Let’s get this straight, I love Public Relations. I’ve been doing it for more than 16 years and can’t think of a better way to spend a workday. However, what I do hate is the term ‘PR’.
While the initials have been the accepted way to describe Public Relations since the business first began – which was about a nanosecond after the first journalist put chisel to stone – I have never used the term. Why? Because I do not “do PR.” I practice the art of Public Relations.
Any day of the week, or weekend, I can be asked to set up a customer event, ghost write an article for a CEO, arrange interviews with the press, write, shoot and edit corporate videos, create ad copy, write a speech, build a social media program, provide strategic communication advice during a crisis, review corporate charity policies, throw the occasional party and preform the granddaddy of all Public Relations functions, writing a media release.

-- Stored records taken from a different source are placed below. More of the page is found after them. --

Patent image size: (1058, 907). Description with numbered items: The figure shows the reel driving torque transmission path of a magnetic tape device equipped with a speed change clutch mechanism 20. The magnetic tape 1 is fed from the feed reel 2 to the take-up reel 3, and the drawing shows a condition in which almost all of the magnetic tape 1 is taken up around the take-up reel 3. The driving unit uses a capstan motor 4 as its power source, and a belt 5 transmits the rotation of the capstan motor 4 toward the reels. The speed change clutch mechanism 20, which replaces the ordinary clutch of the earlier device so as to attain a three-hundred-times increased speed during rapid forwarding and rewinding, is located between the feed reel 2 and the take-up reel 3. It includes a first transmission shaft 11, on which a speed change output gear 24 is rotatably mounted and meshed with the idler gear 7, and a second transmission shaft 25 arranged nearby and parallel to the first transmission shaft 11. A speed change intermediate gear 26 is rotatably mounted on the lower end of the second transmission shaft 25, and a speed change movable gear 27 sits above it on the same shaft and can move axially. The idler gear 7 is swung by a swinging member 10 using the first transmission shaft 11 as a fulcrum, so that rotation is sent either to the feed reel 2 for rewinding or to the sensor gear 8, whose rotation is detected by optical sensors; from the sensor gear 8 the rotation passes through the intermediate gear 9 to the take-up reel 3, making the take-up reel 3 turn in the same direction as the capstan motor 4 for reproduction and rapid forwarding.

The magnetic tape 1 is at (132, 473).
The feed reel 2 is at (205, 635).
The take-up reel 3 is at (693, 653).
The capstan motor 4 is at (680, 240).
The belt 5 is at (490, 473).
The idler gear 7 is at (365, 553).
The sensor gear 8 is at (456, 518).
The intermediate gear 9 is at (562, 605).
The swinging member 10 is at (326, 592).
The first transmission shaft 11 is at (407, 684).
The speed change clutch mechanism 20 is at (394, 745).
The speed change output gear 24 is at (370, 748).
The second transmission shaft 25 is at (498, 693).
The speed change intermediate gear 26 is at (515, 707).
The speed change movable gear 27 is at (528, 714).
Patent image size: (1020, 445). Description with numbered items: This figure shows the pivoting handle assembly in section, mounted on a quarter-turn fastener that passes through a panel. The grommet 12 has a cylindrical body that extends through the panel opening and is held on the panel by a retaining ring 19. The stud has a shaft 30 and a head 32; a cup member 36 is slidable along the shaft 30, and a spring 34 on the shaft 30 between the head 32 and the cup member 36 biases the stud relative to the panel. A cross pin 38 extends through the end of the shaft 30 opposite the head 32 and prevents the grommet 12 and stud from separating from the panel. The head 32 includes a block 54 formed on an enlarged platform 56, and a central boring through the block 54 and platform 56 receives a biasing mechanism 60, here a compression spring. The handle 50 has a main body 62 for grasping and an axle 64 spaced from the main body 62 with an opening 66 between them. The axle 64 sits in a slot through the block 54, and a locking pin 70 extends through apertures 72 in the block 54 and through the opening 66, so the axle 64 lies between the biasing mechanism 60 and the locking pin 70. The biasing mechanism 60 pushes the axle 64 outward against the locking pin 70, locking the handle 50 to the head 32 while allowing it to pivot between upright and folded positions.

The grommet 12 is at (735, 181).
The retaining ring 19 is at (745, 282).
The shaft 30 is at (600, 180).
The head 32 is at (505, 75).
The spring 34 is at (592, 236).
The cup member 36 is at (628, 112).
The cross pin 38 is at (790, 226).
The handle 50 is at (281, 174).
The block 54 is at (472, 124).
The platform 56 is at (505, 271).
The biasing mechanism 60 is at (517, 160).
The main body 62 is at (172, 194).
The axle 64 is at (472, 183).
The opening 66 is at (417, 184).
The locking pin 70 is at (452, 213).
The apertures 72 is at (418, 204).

Public Relations is, in my opinion, the utility knife of the communications field. A solid practitioner of the art brings more than just one specialty to the table, and they certainly bring a lot more than what is reflected when they are described with a couple of initials.
This industry has battled hard to build itself up from the times it was used as depository for lost executives and employees who are “good with people.” Today, we are trained professionals who can recognize problems before they happen, explain a concept in 250 words that would take others one thousand, and understand our audiences, from media to consumer.
All that deserves more than just initials.